The Intel® Advanced Vector Extensions (Intel® AVX) intrinsics are assembly-coded functions that call on Intel® AVX instructions, which are new vector SIMD instruction extensions for the IA-32 and Intel® 64 architectures. The Intel® Advanced Vector Extensions are architecturally similar to the Intel® Streaming SIMD Extensions (Intel® SSE) and double-precision floating-point portions of Intel® SSE2.
The prototypes for the Intel® AVX intrinsics are available in the immintrin.h file.
The Intel®
AVX intrinsics are supported on the IA-32 and Intel® 64 architectures built from 32nm process technology. They map directly to the Intel® AVX new instructions and other enhanced 128-bit SIMD instructions.
The Intel® Advanced Vector Extensions (Intel®
AVX) introduces 256-bit vector processing capability and includes two components on the Intel processor generations built from 32nm process and beyond:
- The first generation Intel®
AVX provides 256-bit SIMD register support, 256-bit vector floating-point instructions, enhancements to 128-bit SIMD instructions, and
support for three and four operand syntax.
- The Fused Multiply-Add (FMA) is another extension of Intel®
AVX that provides floating-point, fused multiply-add instructions supporting 256-bit and 128-bit SIMD vectors.
Functional Overview
Intel®
AVX and FMA provide comprehensive functional improvements over previous generations of SIMD instruction extensions. The functional improvements include:
- 256-bit floating-point arithmetic primitives: Intel®
AVX
enhances existing 128-bit floating-point arithmetic instructions with 256-bit capabilities for floating-point processing. FMA provides additional set of 256-bit floating-point processing capabilities with a rich set of fused-multiply-add and fused multiply-subtract primitives.

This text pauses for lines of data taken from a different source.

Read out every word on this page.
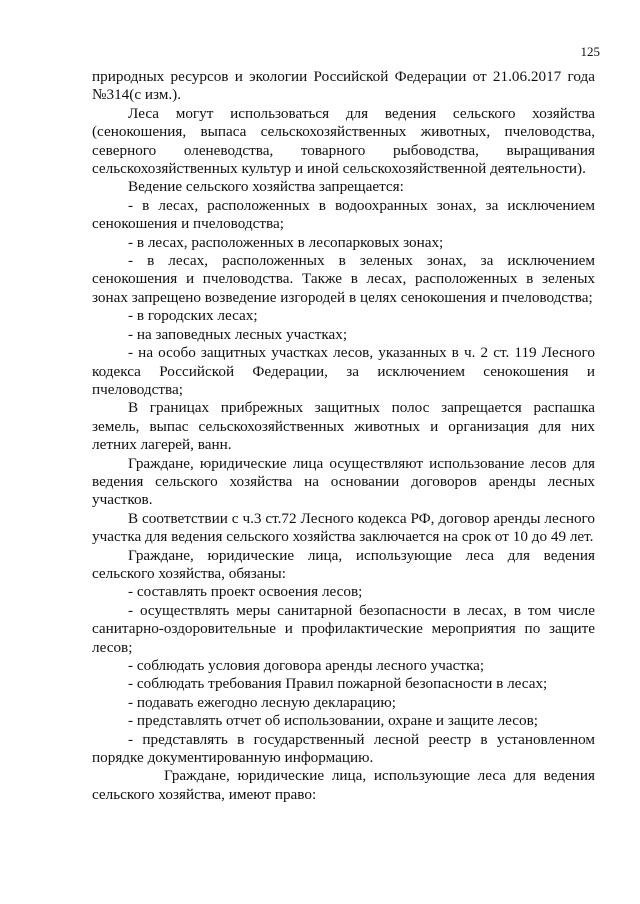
125

природных ресурсов и экологии Российской Федерации от 21.06.2017 года №314(с изм.).

Леса могут использоваться для ведения сельского хозяйства (сенокошения, выпаса сельскохозяйственных животных, пчеловодства, северного оленеводства, товарного рыбоводства, выращивания сельскохозяйственных культур и иной сельскохозяйственной деятельности).

Ведение сельского хозяйства запрещается:

- в лесах, расположенных в водоохранных зонах, за исключением сенокошения и пчеловодства;

- в лесах, расположенных в лесопарковых зонах;

- в лесах, расположенных в зеленых зонах, за исключением сенокошения и пчеловодства. Также в лесах, расположенных в зеленых зонах запрещено возведение изгородей в целях сенокошения и пчеловодства;

- в городских лесах;

- на заповедных лесных участках;

- на особо защитных участках лесов, указанных в ч. 2 ст. 119 Лесного кодекса Российской Федерации, за исключением сенокошения и пчеловодства;

В границах прибрежных защитных полос запрещается распашка земель, выпас сельскохозяйственных животных и организация для них летних лагерей, ванн.

Граждане, юридические лица осуществляют использование лесов для ведения сельского хозяйства на основании договоров аренды лесных участков.

В соответствии с ч.3 ст.72 Лесного кодекса РФ, договор аренды лесного участка для ведения сельского хозяйства заключается на срок от 10 до 49 лет.

Граждане, юридические лица, использующие леса для ведения сельского хозяйства, обязаны:

- составлять проект освоения лесов;

- осуществлять меры санитарной безопасности в лесах, в том числе санитарно-оздоровительные и профилактические мероприятия по защите лесов;

- соблюдать условия договора аренды лесного участка;

- соблюдать требования Правил пожарной безопасности в лесах;

- подавать ежегодно лесную декларацию;

- представлять отчет об использовании, охране и защите лесов;

- представлять в государственный лесной реестр в установленном порядке документированную информацию.

Граждане, юридические лица, использующие леса для ведения сельского хозяйства, имеют право:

- Enhancements for flexible SIMD data movements: Intel®
AVX
provides a number of new data movement primitives to enable efficient SIMD programming in relation to loading non-unit-strided data into SIMD registers, intra-register SIMD data manipulation, conditional expression and branch handling, etc. Enhancements for SIMD data movement primitives cover 256-bit and 128-bit vector floating-point data, and across 128-bit integer SIMD data processing using VEX-encoded instructions.